The demand for high-performance processing devices requires that state-of-the-art integrated circuits perform operations in the minimum amount of time, consume the minimum amount of power, and occupy the smallest amount of die space possible. This is particularly true of a wide array of embedded processing systems, such as application-specific integrated circuit (ASIC) devices, that contain a processor and memory. ASIC devices and other embedded processing systems are used in network cards, modems, wireless receivers and transmitters, smart cards, cell phones, personal digital assistant (PDA) devices, and the like.
In normal software development efforts for an embedded processing system, a compiler is used to generate the appropriate object code from the source code that the programmer has written. In general, conventional compiler technology has evolved to allow the user to select the quality of the code that is generated (e.g., compilers have compilation switches that allow either independent or linked optimization of the code for space and time). Generally, object code that is optimized for space (i.e., low memory requirements) runs slower than object code that has been optimized for time (i.e., can use as much memory as necessary).

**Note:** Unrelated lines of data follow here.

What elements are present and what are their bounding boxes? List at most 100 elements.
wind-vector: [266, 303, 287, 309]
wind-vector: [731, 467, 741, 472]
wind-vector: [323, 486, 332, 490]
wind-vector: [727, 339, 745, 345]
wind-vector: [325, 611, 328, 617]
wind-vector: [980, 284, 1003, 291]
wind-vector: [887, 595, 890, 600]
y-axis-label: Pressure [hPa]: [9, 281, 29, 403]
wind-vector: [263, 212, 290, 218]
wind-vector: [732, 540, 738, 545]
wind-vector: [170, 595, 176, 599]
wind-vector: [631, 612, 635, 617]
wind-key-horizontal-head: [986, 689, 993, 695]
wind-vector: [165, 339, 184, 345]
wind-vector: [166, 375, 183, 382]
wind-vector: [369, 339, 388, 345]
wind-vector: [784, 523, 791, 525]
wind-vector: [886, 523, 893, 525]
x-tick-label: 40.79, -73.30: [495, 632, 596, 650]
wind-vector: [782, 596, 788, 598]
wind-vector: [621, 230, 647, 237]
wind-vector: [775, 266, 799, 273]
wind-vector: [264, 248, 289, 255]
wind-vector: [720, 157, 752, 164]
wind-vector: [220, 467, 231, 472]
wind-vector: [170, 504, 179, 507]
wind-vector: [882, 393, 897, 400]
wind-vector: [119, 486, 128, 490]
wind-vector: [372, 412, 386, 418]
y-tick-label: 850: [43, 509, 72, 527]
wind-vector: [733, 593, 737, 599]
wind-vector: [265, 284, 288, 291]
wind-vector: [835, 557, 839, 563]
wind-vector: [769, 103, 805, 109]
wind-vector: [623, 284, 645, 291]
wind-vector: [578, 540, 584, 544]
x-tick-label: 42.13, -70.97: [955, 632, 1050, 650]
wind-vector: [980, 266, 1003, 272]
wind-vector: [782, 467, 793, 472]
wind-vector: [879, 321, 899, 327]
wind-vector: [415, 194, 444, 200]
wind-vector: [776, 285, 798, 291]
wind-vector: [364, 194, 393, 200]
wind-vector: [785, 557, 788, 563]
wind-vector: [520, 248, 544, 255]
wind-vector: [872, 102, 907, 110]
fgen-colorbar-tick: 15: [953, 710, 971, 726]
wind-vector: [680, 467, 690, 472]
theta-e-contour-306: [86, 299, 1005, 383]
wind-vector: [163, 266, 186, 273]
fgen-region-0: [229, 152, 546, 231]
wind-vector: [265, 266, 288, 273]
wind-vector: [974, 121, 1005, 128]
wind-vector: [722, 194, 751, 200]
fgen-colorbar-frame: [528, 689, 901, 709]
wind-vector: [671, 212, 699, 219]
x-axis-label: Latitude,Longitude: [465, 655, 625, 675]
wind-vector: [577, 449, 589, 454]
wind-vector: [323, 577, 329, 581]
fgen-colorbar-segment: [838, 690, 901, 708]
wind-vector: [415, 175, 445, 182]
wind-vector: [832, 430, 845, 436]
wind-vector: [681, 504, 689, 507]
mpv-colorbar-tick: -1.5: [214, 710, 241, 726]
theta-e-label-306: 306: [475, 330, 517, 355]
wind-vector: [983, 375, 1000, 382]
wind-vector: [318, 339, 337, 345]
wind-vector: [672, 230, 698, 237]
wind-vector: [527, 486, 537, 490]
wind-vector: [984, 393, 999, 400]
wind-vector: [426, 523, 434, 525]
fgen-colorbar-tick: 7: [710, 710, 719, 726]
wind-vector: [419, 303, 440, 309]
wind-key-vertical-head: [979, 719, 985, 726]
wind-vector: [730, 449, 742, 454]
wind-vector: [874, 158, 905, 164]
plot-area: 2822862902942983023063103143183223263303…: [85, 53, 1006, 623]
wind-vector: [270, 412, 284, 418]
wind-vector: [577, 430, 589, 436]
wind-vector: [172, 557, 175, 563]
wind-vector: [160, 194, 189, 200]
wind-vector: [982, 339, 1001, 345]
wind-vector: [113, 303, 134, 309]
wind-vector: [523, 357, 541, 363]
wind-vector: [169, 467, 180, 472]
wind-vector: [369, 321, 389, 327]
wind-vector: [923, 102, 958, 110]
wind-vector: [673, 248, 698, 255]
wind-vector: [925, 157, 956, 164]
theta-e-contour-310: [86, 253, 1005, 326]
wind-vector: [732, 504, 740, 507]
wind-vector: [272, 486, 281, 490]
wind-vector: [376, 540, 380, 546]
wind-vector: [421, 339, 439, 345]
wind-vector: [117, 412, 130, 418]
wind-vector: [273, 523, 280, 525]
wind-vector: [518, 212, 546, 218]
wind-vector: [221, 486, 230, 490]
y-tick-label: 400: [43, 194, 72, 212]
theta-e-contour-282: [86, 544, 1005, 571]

Circuit designers frequently make trade-offs when designing embedded processing systems. One major issue that must be resolved when designing an ASIC device or other embedded processing system is the amount of embedded memory that will be available in the system. Because a memory circuit can be expensive in terms of space, power consumption, and speed, it is important to optimize the embedded memory to minimize these costs while retaining as much flexibility as possible.
Several different types of memories may be used in modern embedded ASIC devices. These memories include SRAM, DRAM, flash RAM, EEPROM, flip-flops, and ROM. Each of these memories has different characteristics that make the memory more suitable or less suitable for a particular application. Unfortunately, while modern design tools, such as compilers and debuggers, are capable of telling circuit designers the total amount of memory needed, they tell very little else about the memory requirements of an ASIC device. The software designers who write the code executed by the ASIC device tend to treat all memory the same and do not write code in a manner that exploits the characteristics of different types of memories. The end result is that many ASIC devices run slower, consume more power, or are larger in size than would otherwise have been necessary.
Therefore, there is a need in the art for improved apparatuses and methods for designing embedded processing systems. In particular, there is a need for embedded processing system design tools that are capable of determining the memory access usage of an application executed by an embedded processing system that is under design. More particularly, there is a need for embedded processing system design tools that are capable of selecting and optimizing the types and sizes of memories used in the target device and optimizing the application program code executed by the target device to exploit the characteristics of the different types of available memories.